Tout cela prouve que l’emploi des aérostats dans les armées, pourrait rendre des services réels. Aussi dans la brochure que nous avons citée plusieurs fois, M. de Gaugler conclut-il à la réorganisation du corps des aérostiers militaires, après avoir répondu aux principaux arguments que l’on peut élever contre leur usage.

« Il y a là, dit cet officier, un grave sujet d’examen pour un gouvernement ; seulement il faudrait qu’il fût consciencieusement approfondi. La question des armes de précision est moins sérieuse qu’elle ne le paraît de prime abord ; un ballon distant de 1 000 mètres et élevé de 500 n’est pas un but facile à atteindre, et est à cette distance un observatoire commode. Les anciens aérostiers ont eu les leurs percés à Frankenthal et à Francfort, à Frankenthal de neuf balles, et ils eurent le temps de rester encore trois quarts d’heure en observation avant d’être forcés à descendre. »
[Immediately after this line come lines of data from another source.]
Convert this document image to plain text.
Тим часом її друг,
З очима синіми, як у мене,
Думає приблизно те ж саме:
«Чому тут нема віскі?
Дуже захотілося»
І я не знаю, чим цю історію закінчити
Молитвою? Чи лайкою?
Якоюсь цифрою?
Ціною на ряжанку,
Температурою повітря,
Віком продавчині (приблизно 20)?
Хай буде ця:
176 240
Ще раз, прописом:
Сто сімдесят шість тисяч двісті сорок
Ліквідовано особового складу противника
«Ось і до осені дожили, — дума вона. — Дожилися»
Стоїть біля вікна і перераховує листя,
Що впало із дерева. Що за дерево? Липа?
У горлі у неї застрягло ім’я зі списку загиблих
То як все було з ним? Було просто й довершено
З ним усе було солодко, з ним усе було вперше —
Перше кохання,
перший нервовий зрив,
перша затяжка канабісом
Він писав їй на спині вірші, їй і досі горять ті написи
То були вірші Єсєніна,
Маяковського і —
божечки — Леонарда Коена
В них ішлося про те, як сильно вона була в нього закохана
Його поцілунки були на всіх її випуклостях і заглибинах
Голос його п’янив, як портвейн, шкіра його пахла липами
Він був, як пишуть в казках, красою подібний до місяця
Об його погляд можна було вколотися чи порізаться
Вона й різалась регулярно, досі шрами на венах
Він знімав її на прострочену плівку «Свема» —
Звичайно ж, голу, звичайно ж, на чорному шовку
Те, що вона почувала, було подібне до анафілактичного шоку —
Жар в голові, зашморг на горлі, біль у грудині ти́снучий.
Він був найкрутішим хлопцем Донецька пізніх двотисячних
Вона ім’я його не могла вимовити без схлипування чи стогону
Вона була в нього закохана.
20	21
Il est certain qu’un ballon captif percé par une balle, ne serait pas compromis sans retour, et qu’il ne se verrait point, pour cela, forcé d’opérer de quelque temps sa descente. Disons seulement ce qu’aurait à craindre l’aéronaute militaire. Si l’on parvenait à faire pénétrer dans le ballon, au lieu d’une balle ordinaire, un morceau d’éponge de platine, et que ce métal tombât à l’intérieur du ballon plein de gaz hydrogène, il déterminerait l’inflammation de ce gaz, par la propriété que possède le platine, sous cette forme, de provoquer, par sa seule présence, cette action que les chimistes désignent sous le nom de force catalytique, l’inflammation du gaz hydrogène. Mais ne serait-il pas bien difficile que le projectile demeurât engagé juste à l’intérieur du ballon, au lieu de le traverser de part en part ? M. de Gaugler prévoit le cas que nous considérons ; et vous allez voir avec quelle résignation, toute militaire, il envisage cette fatale extrémité. « Au pis aller, dit-il, on sauterait, et cela n’arriverait pas tous les jours. Ce sont des désagréments dont il est difficile de s’affranchir absolument à la guerre. »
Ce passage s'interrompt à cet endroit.